Language processing in multimedia

Lexical-phonetic automata for spoken utterance indexing and retrieval

Participants : Julien Fayolle, Guillaume Gravier, Fabienne Moreau, Christian Raymond.

This work was partly done in the context of the Quaero project.

Spoken content retrieval relies on the fields of automatic speech recognition and information retrieval (IR). However, IR tools made for text are not adapted to automatic transcripts which are particularly incomplete and uncertain. Even if in-vocabulary words are usually well-recognized, these transcripts contain many recognition errors affecting notably out-of-vocabulary words and named entities that convey important discourse information (e.g., person names, localizations, organizations) necessary for IR. This year, we have proposed a method for indexing spoken utterances which combines lexical and phonetic hypotheses in a hybrid index built from automata [35] , [36] . The retrieval is performed by a lexical-phonetic and semi-imperfect matching whose aim is to improve the recall.

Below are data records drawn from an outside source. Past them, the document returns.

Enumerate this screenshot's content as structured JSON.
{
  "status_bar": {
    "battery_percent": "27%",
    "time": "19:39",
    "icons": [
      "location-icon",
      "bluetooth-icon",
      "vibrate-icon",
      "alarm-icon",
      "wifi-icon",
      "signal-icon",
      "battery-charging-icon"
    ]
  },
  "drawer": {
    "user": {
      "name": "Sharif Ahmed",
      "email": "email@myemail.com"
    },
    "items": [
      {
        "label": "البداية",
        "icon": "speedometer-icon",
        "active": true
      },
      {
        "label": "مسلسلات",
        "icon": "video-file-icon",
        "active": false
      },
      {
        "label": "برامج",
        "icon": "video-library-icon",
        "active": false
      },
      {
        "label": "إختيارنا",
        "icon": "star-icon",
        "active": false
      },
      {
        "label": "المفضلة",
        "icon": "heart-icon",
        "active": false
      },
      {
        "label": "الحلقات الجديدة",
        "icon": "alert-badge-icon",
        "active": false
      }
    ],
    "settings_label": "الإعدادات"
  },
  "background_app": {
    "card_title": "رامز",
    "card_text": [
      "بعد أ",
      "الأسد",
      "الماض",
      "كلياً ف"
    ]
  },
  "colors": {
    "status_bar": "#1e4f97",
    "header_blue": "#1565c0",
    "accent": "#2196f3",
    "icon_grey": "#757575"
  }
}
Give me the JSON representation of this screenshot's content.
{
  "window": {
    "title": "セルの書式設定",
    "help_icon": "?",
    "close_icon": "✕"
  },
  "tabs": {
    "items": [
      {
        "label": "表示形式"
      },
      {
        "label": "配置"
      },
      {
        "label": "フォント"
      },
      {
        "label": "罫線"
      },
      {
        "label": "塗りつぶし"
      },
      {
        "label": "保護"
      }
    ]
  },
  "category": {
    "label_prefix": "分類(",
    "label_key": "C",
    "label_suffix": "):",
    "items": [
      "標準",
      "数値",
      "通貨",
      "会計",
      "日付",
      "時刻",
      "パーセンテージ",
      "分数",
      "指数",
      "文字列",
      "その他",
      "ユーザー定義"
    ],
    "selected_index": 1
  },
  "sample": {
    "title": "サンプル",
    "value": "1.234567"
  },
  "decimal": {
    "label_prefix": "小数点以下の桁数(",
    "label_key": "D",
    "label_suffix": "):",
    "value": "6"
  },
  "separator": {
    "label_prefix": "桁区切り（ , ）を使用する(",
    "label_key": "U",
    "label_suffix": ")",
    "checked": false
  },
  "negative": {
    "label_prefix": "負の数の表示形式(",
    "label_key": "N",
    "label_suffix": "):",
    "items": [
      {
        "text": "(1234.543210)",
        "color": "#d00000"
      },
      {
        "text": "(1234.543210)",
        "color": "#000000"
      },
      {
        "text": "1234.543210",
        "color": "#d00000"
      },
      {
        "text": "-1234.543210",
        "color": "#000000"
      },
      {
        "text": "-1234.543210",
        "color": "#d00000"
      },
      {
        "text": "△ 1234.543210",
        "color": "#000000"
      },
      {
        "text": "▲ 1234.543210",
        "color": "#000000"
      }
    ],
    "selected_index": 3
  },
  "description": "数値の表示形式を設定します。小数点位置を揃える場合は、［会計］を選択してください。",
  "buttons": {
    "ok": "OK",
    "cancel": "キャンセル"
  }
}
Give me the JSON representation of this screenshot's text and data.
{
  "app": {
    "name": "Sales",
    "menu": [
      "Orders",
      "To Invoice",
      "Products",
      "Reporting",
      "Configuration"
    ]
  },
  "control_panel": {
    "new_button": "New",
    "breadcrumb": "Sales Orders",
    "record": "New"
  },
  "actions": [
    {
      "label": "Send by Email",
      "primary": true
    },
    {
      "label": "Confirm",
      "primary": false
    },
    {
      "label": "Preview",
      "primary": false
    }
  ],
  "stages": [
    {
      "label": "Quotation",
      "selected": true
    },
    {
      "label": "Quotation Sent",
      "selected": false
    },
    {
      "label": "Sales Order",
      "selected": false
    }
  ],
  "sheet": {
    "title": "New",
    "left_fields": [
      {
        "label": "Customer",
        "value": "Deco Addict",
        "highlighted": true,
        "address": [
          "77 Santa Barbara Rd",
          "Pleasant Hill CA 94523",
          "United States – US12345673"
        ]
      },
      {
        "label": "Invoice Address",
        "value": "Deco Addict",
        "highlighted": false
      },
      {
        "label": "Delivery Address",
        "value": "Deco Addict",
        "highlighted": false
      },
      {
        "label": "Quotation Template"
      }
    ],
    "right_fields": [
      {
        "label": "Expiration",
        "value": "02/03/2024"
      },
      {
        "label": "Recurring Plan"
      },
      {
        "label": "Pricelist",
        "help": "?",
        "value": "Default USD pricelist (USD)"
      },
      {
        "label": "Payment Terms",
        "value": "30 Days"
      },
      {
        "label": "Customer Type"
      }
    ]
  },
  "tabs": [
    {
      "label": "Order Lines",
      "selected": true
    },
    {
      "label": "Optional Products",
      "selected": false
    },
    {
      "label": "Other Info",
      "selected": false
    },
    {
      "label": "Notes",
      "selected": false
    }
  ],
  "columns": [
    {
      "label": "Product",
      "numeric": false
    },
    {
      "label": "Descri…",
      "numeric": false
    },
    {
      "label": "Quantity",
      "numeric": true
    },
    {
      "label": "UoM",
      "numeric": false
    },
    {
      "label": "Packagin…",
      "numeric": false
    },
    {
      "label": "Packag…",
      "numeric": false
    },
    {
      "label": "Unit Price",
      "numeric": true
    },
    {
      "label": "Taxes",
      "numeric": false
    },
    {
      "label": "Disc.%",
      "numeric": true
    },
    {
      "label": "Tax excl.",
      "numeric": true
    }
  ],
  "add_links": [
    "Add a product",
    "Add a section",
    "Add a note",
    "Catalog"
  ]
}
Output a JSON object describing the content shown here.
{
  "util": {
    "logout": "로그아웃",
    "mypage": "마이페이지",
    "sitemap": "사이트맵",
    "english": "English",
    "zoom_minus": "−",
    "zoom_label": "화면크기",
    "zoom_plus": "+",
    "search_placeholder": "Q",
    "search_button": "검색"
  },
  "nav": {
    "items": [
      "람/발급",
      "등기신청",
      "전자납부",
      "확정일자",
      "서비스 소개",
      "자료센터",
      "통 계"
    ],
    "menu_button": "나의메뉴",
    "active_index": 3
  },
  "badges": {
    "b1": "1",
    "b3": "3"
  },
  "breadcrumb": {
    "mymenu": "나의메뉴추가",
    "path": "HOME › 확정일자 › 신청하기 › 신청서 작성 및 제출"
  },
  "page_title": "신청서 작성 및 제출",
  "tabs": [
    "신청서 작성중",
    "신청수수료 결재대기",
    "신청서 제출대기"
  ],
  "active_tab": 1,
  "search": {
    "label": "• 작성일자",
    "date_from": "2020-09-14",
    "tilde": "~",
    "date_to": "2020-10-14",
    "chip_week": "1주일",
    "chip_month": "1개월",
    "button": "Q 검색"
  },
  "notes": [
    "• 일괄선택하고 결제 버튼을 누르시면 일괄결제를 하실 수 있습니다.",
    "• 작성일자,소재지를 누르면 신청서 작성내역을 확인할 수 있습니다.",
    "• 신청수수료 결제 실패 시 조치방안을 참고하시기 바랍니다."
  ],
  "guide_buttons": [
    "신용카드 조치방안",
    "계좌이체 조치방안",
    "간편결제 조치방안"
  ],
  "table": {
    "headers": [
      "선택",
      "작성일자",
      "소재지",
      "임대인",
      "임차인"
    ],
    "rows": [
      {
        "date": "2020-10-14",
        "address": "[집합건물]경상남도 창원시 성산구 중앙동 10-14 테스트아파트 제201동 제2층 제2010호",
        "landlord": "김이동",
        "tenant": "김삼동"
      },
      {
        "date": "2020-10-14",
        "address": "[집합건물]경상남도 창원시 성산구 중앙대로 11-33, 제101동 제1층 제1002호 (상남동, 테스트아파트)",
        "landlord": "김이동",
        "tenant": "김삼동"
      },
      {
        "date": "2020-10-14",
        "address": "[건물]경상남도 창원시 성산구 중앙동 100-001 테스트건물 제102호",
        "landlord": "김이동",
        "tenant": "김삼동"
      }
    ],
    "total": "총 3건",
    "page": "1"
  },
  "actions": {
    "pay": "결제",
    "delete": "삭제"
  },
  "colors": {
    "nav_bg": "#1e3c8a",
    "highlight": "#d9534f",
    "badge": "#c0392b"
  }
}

A feature vector, containing edit distance scores and a confidence measure, weights each transition to help the filtering of the candidate utterance list for a more precise search. We have demonstrated the complementarity of the lexical and phonetic levels (extracted from the 1-best speech recognition hypothesis) and the advantage of using a hybrid index, a semi-imperfect matching and a supervised filtering (combining edit distance scores and a confidence measure).

Information extraction and text mining

Participants : Ali Reza Ebadat, Vincent Claveau, Pascale Sébillot.

This work was partly done in the framework of the Quaero project.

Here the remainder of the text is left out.